C++ preprocessor __VA_ARGS__ number of arguments

#include <stdio.h>
#include <string.h>
#include <stdarg.h>

#define NUMARGS(...)  (sizeof((int[]){__VA_ARGS__})/sizeof(int))
#define SUM(...)      (sum(NUMARGS(__VA_ARGS__), __VA_ARGS__))

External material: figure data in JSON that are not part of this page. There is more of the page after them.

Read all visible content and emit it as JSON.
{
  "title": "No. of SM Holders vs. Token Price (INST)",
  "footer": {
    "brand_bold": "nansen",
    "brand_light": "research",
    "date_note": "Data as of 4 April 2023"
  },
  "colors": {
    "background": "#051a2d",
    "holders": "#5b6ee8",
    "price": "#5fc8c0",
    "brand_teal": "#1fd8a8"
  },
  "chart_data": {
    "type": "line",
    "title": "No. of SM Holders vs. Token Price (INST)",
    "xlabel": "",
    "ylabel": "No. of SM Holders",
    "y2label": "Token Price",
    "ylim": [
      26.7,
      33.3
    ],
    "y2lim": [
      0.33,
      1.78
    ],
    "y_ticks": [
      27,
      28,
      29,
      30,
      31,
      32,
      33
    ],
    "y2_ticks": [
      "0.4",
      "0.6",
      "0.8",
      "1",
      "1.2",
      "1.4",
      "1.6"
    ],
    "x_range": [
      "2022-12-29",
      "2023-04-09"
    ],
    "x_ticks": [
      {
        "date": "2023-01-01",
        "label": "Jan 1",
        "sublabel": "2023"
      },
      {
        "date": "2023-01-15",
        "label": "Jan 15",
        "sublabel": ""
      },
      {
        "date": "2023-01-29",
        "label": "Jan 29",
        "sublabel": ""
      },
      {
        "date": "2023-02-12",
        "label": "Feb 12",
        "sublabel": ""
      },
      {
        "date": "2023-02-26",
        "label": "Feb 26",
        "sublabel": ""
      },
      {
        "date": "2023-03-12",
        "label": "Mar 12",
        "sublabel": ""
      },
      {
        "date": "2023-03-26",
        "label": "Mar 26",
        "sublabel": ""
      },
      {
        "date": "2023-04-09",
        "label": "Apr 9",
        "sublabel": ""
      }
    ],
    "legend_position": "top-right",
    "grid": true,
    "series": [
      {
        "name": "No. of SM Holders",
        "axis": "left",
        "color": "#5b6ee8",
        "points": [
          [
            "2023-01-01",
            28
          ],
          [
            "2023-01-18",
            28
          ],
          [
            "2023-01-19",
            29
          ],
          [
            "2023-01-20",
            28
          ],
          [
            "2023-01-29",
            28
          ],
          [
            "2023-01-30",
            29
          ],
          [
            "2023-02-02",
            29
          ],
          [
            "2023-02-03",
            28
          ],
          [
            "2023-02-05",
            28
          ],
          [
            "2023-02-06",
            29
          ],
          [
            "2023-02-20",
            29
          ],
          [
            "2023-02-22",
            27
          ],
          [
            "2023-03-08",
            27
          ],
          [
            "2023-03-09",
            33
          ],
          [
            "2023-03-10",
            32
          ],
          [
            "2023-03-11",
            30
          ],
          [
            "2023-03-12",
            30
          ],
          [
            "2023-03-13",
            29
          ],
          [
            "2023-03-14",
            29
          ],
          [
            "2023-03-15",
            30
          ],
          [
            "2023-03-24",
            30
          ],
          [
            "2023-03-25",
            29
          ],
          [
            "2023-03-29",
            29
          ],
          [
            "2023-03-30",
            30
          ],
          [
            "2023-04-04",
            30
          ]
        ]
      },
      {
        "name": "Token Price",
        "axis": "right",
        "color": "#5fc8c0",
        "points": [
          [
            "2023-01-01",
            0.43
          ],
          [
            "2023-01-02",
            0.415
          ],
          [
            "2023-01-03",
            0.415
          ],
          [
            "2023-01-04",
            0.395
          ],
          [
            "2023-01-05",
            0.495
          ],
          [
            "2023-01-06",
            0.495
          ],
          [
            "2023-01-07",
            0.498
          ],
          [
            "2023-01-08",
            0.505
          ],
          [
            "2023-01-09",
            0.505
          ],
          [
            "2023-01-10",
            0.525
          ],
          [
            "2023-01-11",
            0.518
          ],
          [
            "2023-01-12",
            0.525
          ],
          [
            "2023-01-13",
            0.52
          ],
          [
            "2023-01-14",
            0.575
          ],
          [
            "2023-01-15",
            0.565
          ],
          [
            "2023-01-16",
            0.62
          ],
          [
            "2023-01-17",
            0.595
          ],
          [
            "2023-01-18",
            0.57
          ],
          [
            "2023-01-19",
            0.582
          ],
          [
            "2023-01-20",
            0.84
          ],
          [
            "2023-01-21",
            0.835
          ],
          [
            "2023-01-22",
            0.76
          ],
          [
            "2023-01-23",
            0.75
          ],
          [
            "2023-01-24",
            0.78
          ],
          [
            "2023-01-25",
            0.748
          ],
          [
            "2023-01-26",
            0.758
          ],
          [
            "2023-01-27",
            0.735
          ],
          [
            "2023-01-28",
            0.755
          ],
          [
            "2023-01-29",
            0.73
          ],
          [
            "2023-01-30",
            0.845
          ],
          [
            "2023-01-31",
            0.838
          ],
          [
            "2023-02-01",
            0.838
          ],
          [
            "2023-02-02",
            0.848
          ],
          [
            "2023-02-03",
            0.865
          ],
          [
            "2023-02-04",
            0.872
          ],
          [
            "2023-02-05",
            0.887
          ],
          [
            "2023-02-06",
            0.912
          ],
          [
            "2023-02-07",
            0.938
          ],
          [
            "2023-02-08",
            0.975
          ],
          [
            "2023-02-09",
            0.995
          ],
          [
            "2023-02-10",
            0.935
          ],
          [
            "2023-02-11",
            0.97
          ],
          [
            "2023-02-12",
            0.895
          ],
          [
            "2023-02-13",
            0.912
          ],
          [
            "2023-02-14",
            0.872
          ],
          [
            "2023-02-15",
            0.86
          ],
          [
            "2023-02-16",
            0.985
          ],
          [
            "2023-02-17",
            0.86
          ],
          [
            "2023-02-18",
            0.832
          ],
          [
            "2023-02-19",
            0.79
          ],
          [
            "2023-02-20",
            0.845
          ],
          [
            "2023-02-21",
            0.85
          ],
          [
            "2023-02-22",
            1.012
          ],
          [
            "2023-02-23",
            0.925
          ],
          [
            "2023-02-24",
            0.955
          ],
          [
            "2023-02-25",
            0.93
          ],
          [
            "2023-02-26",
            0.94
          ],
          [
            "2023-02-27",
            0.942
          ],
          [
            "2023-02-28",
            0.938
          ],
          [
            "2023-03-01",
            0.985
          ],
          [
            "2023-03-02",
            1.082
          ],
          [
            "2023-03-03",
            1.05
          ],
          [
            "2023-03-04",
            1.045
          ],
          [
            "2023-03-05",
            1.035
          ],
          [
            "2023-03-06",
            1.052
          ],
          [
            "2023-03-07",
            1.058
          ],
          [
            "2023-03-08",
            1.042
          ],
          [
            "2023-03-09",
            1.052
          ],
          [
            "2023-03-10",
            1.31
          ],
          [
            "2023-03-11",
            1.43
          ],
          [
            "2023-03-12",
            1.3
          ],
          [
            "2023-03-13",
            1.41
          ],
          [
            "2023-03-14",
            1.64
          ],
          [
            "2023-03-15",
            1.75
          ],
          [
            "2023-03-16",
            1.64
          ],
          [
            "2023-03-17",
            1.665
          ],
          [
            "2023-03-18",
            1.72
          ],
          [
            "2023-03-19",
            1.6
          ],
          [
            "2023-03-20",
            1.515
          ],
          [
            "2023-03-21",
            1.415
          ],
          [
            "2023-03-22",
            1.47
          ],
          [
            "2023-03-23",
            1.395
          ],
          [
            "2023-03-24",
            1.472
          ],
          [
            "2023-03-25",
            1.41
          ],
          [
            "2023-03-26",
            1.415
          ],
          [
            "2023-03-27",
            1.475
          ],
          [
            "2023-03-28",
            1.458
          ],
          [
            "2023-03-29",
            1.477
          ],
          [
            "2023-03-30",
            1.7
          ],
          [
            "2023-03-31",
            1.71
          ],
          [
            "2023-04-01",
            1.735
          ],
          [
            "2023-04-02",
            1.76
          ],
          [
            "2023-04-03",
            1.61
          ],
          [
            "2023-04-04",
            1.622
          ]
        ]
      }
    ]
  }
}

void sum( int numargs, ... );

int main( int argc, char *argv[ ] )
{

  SUM( 1 );
  SUM( 1, 2 );
  SUM( 1, 2, 3 );
  SUM( 1, 2, 3, 4 );

  return 1;
}

void sum( int numargs, ... )
{
  int total = 0;
  va_list ap;

  printf( "sum() called with %d params:", numargs );
  va_start( ap, numargs );
  while ( numargs-- )
  {
    total += va_arg(ap, int);
  }
  va_end( ap );

  printf( " %d\n", total );

  return;
}

It is completely valid C99 code. It has one drawback, though - you cannot invoke the macro SUM() without params,
but GCC has a solution to it - http://gcc.gnu.org/onlinedocs/cpp/Variadic-Macros.html

So in case of GCC you need to define macros like this and it will work even with empty parameter list

#define       NUMARGS(...)  (sizeof((int[]){0, ##__VA_ARGS__})/sizeof(int)-1)
#define       SUM(...)      sum(NUMARGS(__VA_ARGS__), ##__VA_ARGS__)

use this GNU extension, Just remember - it only works with GNU compiler.

#define macro(format, arguments...) fprintf(stderr, format, ##arguments)

The ## token in combination with __VA_ARGS__ is a gcc extension that's not part of ISO C99.